This week we bring you the final Brew Log of the year. We have enjoyed having the chance to share some new beers with you and hope that you have gained a deeper appreciation for craft beer.
With our final review we are highlighting the brewery and the beer that is widely revered in Minnesota as starting the craft beer movement in the state: The Summit Brewing Company Extra Pale Ale.
Mark Stutrud started Summit in 1986 out of his love for beer and named the brewery after the iconic St. Paul street. Craft brewing was not a movement during the 1980s and Summit became pioneers of creating new beers. The Extra Pale Ale was one of the two beers that were first produced by Summit. In 1988, Summit experimented with brewing a blonde ale, the first of its kind in Minnesota.
After growing in popularity, Summit purchased copper brewing materials from a brewery in Bavaria in 1995. This harkens back to Summit’s desire to be more in touch with the foundation of German style beer. In 1996, Summit broke ground on their current brewhouse, a parcel of land that they bought for just $1. The land was the site of an old Texaco refinery site and the soil had some levels of contamination. Summit bought the land but had to clean up the soil, which they did. As a result, the Summit brewery was the first brewery built from the ground up since prohibition.

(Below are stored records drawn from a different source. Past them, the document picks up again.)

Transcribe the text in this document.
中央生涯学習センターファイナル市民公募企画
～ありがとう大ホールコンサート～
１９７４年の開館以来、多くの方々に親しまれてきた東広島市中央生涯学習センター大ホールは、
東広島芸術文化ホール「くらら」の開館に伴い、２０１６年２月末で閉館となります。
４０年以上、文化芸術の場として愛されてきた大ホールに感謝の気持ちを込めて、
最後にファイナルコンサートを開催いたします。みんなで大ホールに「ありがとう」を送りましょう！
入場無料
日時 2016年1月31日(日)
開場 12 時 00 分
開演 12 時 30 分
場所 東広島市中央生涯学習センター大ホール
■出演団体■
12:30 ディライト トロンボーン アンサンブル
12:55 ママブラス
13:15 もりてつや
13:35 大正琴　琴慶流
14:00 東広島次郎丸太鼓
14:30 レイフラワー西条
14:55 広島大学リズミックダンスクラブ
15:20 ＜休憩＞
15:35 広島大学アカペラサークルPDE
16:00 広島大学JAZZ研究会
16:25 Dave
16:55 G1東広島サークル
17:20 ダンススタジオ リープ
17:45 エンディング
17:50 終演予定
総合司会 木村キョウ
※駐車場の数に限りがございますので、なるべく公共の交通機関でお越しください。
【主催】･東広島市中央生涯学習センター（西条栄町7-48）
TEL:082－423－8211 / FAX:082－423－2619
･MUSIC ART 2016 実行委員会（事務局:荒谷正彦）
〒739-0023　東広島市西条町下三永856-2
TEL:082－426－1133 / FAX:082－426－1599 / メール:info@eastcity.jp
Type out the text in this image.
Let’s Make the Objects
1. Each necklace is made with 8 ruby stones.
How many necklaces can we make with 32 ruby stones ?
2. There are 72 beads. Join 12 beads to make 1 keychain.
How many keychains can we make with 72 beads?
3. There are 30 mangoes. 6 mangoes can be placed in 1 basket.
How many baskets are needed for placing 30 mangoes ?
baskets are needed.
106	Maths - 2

Now to the beer itself, the Extra Pale Ale. This beer won the 2010 World Beer Cup gold medal in the Classic English-Style Pale Ale category. This beer has been referenced among many Minnesotan brewery circles as being the beer that inspired future breweries. The Extra Pale Ale pours with a deep golden color. It has a nice citrusy aroma with mild malty notes. It has a remarkably smooth taste with a malty aftertaste as well. This beer can be described as a slightly more malty version of an India Pale Ale (IPA). There are notes of hops when first sipped and it lingers throughout.
Overall, from start to finish this is an extremely tasty, smooth and enjoyable beer.
Pale Ales have a rich history that can be traced back to England in the 1640s. Before that time, English brewers used wood and peat fires to roast malt that gave off a smoky flavor and dark color. In the 1640s they began to use coke to roast their malts. Coke is a fossil fuel that can be derived from coal just as charcoal can be created from wood. The use of coke in the roasting process led to a lighter variety of malt coining the term ‘pale ale.’ The use of this roasted malt and the generous addition of hops helped English beers survive the trip to English colonies such as India. These strong hoppy beers became very popular and have taken off since then.
Overall, this is a very drinkable ale that doesn’t lack in flavor. You get the best of a brown ale crossed with an IPA and this makes for a beer that is easy to pick up time and time again. The Extra Pale Ale is one of Summit’s flagship beers and can easily be found at a local bar or liquor store. You may even find it at our local Brother Willie’s Pub.
Thanks to everyone who has enjoyed the Brew Log with us. We appreciated having the opportunity to share our love of beer with you and we hoped that you learned something along the way. Sláinte and cheers to all.